How Much Data Governance Is Enough?
Note - this article is currently in draft form and is being released for comment prior to completion. If you have comments to share please send them to me at firstname.lastname@example.org.
What is data governance?
Definitions of Data Governance vary. Here's mine:
- Data Governance is the orchestration and management of all the systems, processes, and technologies that contribute to and maintain the quality, reliability, and usability of an organization's data and metadata.
Why improve data governance?
In Do Organizations Need Data Governance as a Service (DGaaS)? I described three "data application categories" that data governance systems, processes, and technologies must support:
- Using data and metadata to help understand what was (e.g., by providing historical context for the data provided to management)
- Using data and metadata to help understand what is (e.g., using available data from inside and outside the organization to gain a better understanding on what’s happening now)
- Using data and metadata to help understand what will happen (e.g., using predictive models to help compare and contrast different options and scenarios)
Important question to ask when designing an improved data governance program are the following:
- Even if we focus initially on only one of these application categories, what constitutes enough data governance?

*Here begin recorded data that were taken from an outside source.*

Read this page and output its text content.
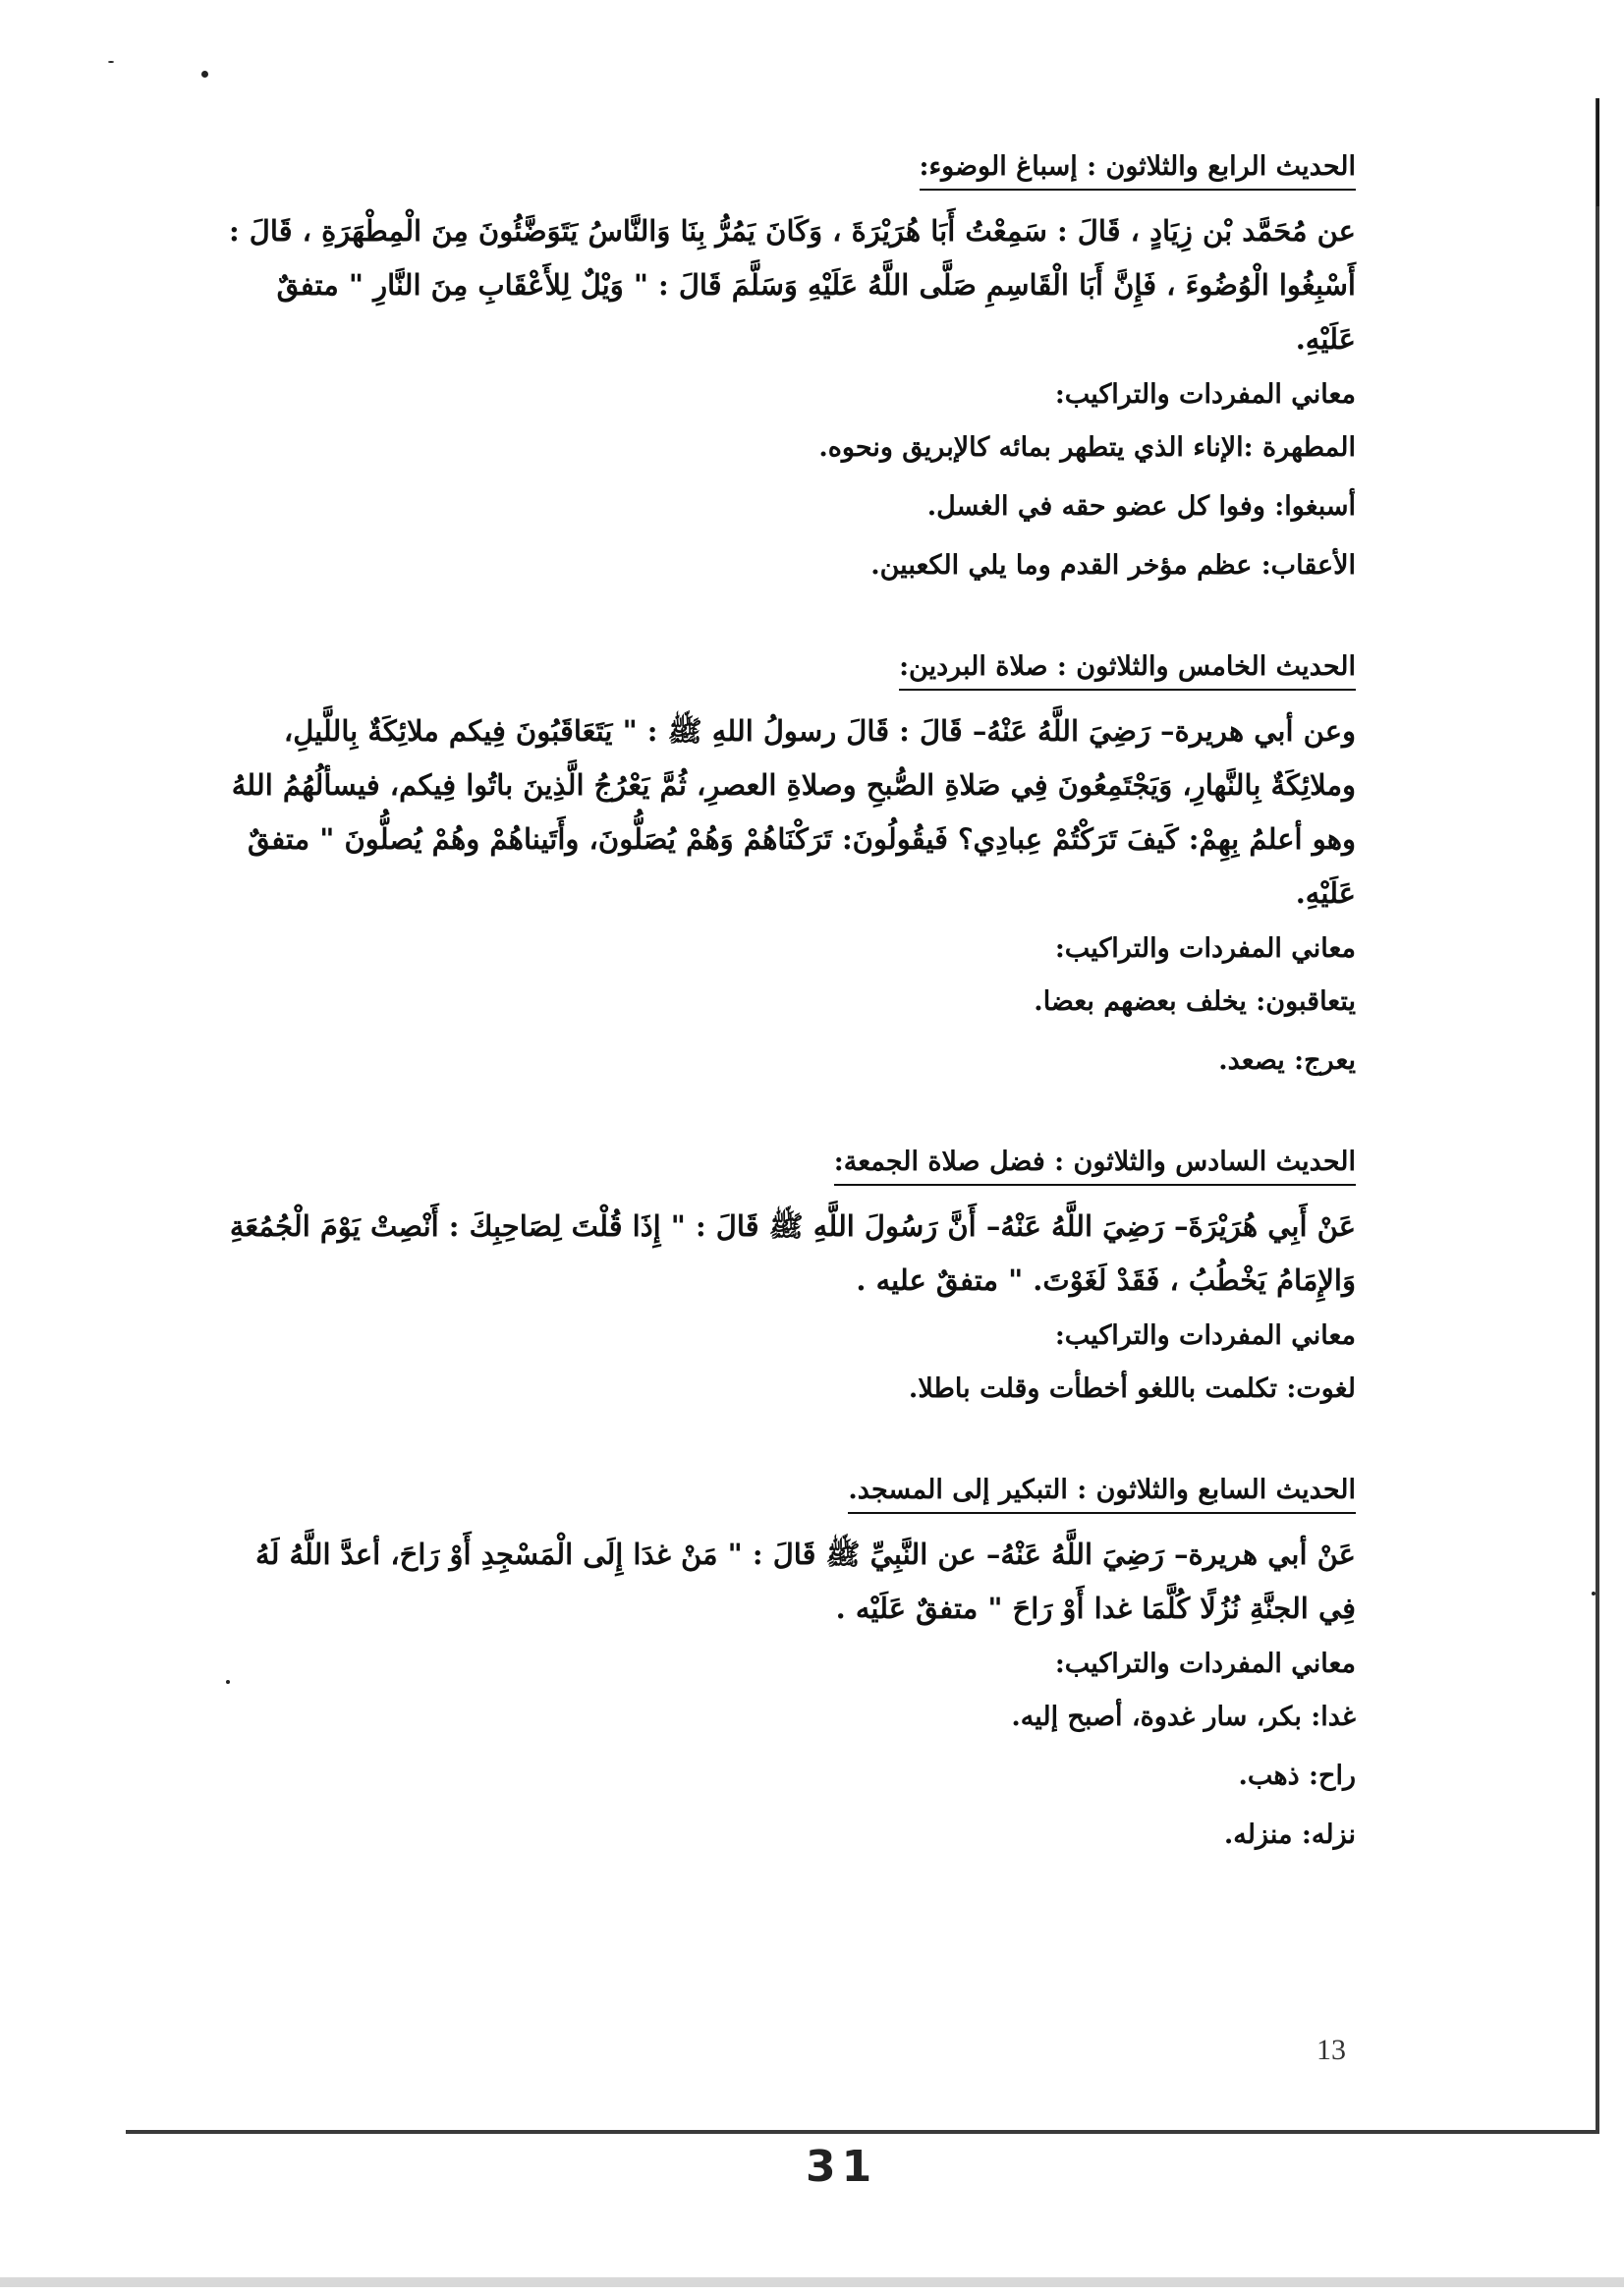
الحديث الرابع والثلاثون : إسباغ الوضوء:

عن مُحَمَّد بْن زِيَادٍ ، قَالَ : سَمِعْتُ أَبَا هُرَيْرَةَ ، وَكَانَ يَمُرُّ بِنَا وَالنَّاسُ يَتَوَضَّئُونَ مِنَ الْمِطْهَرَةِ ، قَالَ : أَسْبِغُوا الْوُضُوءَ ، فَإِنَّ أَبَا الْقَاسِمِ صَلَّى اللَّهُ عَلَيْهِ وَسَلَّمَ قَالَ : " وَيْلٌ لِلأَعْقَابِ مِنَ النَّارِ " متفقٌ عَلَيْهِ.

معاني المفردات والتراكيب:

المطهرة :الإناء الذي يتطهر بمائه كالإبريق ونحوه.

أسبغوا: وفوا كل عضو حقه في الغسل.

الأعقاب: عظم مؤخر القدم وما يلي الكعبين.

الحديث الخامس والثلاثون : صلاة البردين:

وعن أبي هريرة– رَضِيَ اللَّهُ عَنْهُ– قَالَ : قَالَ رسولُ اللهِ ﷺ : " يَتَعَاقَبُونَ فِيكم ملائِكَةٌ بِاللَّيلِ، وملائِكَةٌ بِالنَّهارِ، وَيَجْتَمِعُونَ فِي صَلاةِ الصُّبحِ وصلاةِ العصرِ، ثُمَّ يَعْرُجُ الَّذِينَ باتُوا فِيكم، فيسألُهُمُ اللهُ وهو أعلمُ بِهِمْ: كَيفَ تَرَكْتُمْ عِبادِي؟ فَيقُولُونَ: تَرَكْنَاهُمْ وَهُمْ يُصَلُّونَ، وأَتَيناهُمْ وهُمْ يُصلُّونَ " متفقٌ عَلَيْهِ.

معاني المفردات والتراكيب:

يتعاقبون: يخلف بعضهم بعضا.

يعرج: يصعد.

الحديث السادس والثلاثون : فضل صلاة الجمعة:

عَنْ أَبِي هُرَيْرَةَ– رَضِيَ اللَّهُ عَنْهُ– أَنَّ رَسُولَ اللَّهِ ﷺ قَالَ : " إِذَا قُلْتَ لِصَاحِبِكَ : أَنْصِتْ يَوْمَ الْجُمُعَةِ وَالإِمَامُ يَخْطُبُ ، فَقَدْ لَغَوْتَ. " متفقٌ عليه .

معاني المفردات والتراكيب:

لغوت: تكلمت باللغو أخطأت وقلت باطلا.

الحديث السابع والثلاثون : التبكير إلى المسجد.

عَنْ أبي هريرة– رَضِيَ اللَّهُ عَنْهُ– عن النَّبِيِّ ﷺ قَالَ : " مَنْ غدَا إِلَى الْمَسْجِدِ أَوْ رَاحَ، أعدَّ اللَّهُ لَهُ فِي الجنَّةِ نُزُلًا كُلَّمَا غدا أَوْ رَاحَ " متفقٌ عَلَيْه .

معاني المفردات والتراكيب:

غدا: بكر، سار غدوة، أصبح إليه.

راح: ذهب.

نزله: منزله.

13
31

- How can we make sure, right from the start, that data governance practices associated with our data, and the metadata associated with our data, are both efficient and effective?
No ocean boiling!
On the one hand, you don't want to set out to "boil the ocean" and become so engaged with gaining support for and initiating so many strategic changes to data-related people, processes and technology that you lose management's support along the way. Initial overreaching is potentially a problem when the organization's data literacy is scarce while at the same times legacy systems and processes need to evolve as the organization pursues digital transformation and modernization. You need to pick initial targets for improved data governance carefully.
One implication of this "no ocean boiling" rule: it may not be wise to start out by attempting to inventory and model all the organization's data. Rather, focus instead on the data and metadata immediately involved with solving a critical problem or issue, and then evolve from there.
Beware low hanging fruit
On the other hand, you don't want to overemphasize "low hanging fruit" and short term deliverables. Doing so runs the risk of "underwhelming" your target audiences or management with the analytics you deliver. (You don't want to hear, "This is all you got?")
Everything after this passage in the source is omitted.